Yasgrid admired the blood stains on the one in Kyra’s right hand. It sparked in the moonlight.
Or she was seeing things.
Probably the latter.
Nobody had rainbow blood.
“What are you going to do?” she asked, several unpleasant ideas suggesting themselves immediately.
“Fix a mistake,” Kyra said as she drew the blades into a fighting stance.
Side B – Nia
Nia looked at the Shatter drum in front of Osdora. She couldn’t see how it could have torn apart two people who loved each other, but looking at how Osdora cradled it, Nia couldn’t see that it had.
“Gossma was the one who suggested the idea,” Osdora said. “She was just playing around, except she wasn’t and neither was I. Once the idea occurred to us – and let me assure you we weren’t genius’s, the same idea occurs to a ridiculous number of drummers – but once it occurred to us we couldn’t let it go.”
“You ran right out and found a drum?” Nia asked.
“Well, we found our clothes first,” Osdora said, smirking at the blanket Nia and Margrada were sharing. “But, yeah, we didn’t waste any time. Did a little burglary to get into the Shatter band’s backstage area, knocked out a couple of Roadies, and then we had our drum. It was…perfect. A warm, moonlight night. A beautiful partner. The whole world in front of us and our futures all ours to shape however we wanted.”
“And that changed when you hit the drum?” Margrada asked. “Did the Shatter Band punish you?”
“They never found out,” Osdora said. “The Roadies we KO’d could have told them but they got even on their own time. No, we hit the drum together and everything went exactly as we’d planned and hoped it would.”
“That doesn’t bad?” Nia said.
“It wasn’t,” Osdora said. “And it was. We were both good enough drummers by then we could handle the magic. We weren’t going to overwhelm each other, or let an unstable blast loose. We just took the moment to see everything about each other.”
“Was there some darkness waiting inside you? Or her?” Margrada asked.
“Of course,” Osdora said. “We’re all dark on the inside. But not how you’re thinking. You’re envisioning your rage, and your fear, and your selfishness as your ‘darkness’ but those things aren’t dark. They’re just a part of you. A part we often don’t like, but still something we need to acknowledge and own. The darkness inside us is where we keep the parts of us we’re not expressing. The desires we keep private, the thoughts we don’t express, the faces we choose not to show in whatever situation we’re in. Or the parts we choose only to share with a few in our lives, or just one person.”

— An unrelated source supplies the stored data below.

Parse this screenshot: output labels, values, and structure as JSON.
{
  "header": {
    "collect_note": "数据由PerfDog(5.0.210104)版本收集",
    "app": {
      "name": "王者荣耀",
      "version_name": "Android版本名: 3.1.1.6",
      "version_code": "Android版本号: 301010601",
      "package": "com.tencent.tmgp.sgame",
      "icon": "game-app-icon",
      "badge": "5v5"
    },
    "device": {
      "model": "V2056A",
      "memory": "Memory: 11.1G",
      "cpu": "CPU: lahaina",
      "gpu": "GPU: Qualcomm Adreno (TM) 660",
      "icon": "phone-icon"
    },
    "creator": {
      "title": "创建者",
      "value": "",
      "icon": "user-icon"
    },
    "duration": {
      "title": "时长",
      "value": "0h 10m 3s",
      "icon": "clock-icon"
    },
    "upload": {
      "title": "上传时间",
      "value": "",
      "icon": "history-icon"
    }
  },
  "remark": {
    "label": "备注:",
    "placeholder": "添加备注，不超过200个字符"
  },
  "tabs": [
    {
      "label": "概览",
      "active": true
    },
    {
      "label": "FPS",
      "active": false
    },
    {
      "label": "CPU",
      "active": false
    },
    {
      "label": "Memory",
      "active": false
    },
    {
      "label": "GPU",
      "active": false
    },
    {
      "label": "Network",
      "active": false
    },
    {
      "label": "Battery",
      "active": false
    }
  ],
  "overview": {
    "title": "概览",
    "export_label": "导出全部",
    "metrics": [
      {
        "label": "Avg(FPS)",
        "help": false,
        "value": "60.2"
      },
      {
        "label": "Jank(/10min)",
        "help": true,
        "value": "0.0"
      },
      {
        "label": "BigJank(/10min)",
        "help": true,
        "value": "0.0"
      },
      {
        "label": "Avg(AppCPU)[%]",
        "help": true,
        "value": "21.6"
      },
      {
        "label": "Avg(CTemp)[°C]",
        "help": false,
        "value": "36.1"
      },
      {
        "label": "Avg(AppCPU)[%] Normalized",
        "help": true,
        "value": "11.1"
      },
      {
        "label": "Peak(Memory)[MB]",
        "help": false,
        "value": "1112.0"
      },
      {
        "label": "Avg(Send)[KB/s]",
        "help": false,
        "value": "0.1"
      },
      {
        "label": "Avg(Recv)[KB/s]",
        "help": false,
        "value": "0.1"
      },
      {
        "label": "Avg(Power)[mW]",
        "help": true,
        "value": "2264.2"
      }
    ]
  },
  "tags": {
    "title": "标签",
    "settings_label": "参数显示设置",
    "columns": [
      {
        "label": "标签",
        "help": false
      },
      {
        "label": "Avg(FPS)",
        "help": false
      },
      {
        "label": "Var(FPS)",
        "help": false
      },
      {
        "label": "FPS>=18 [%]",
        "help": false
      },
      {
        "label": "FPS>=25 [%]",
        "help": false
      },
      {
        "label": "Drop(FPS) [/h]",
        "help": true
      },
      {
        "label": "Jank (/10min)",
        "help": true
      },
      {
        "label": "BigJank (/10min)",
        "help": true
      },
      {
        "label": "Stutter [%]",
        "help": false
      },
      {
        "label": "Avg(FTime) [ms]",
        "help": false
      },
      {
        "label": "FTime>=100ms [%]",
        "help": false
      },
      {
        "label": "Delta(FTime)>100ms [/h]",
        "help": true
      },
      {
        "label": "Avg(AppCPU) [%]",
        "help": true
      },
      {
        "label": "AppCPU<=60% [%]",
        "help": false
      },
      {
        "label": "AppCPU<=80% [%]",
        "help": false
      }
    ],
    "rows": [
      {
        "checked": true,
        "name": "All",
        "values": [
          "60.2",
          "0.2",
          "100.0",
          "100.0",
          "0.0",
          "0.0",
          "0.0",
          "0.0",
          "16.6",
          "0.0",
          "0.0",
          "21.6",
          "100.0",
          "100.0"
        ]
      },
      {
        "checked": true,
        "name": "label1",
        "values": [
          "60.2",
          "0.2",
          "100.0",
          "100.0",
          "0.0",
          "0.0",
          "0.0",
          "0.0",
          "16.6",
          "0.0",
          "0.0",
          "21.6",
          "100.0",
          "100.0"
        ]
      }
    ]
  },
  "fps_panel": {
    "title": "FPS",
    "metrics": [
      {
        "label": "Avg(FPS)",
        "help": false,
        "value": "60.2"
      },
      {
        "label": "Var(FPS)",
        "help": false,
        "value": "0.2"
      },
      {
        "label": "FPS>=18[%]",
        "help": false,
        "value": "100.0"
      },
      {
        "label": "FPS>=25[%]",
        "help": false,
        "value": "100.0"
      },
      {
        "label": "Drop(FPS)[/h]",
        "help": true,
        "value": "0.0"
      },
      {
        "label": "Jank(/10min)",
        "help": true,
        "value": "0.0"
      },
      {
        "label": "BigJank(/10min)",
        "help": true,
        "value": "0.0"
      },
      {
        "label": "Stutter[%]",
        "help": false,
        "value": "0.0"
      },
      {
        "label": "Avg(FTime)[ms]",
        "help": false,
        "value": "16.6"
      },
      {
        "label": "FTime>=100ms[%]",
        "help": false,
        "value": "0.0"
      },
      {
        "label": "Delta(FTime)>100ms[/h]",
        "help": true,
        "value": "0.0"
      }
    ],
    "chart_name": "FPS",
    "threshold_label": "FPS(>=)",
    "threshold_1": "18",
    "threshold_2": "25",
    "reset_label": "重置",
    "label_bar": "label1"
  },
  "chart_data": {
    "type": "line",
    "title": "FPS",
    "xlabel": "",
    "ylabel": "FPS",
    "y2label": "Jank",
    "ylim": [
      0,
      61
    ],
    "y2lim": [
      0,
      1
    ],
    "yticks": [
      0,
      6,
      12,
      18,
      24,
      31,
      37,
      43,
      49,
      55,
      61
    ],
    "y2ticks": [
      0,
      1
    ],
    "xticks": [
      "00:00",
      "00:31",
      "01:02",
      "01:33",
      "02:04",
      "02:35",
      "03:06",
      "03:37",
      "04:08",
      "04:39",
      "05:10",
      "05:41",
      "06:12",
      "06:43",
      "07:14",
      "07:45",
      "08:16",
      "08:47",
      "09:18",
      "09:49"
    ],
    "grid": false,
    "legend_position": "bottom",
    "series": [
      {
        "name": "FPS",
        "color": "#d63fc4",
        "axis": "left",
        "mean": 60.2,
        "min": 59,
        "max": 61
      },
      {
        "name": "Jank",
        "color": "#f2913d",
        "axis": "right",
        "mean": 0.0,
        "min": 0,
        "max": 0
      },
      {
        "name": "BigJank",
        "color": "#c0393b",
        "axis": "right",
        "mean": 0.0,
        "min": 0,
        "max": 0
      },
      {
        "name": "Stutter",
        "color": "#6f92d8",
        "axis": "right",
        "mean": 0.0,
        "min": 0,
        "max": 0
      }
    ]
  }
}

“And you saw all that about each other?” Nia asked. “That sounds wonderful.”
“It was,” Osdora said. “For that moment. It was the most intense joining I’ve ever felt. Someone knew me, knew all of me, and they didn’t reject me, it was unbelievable.”
“What went wrong then?” Margrada asked.
“I was,” Osdora said. “But I didn’t see that until the beat faded away.”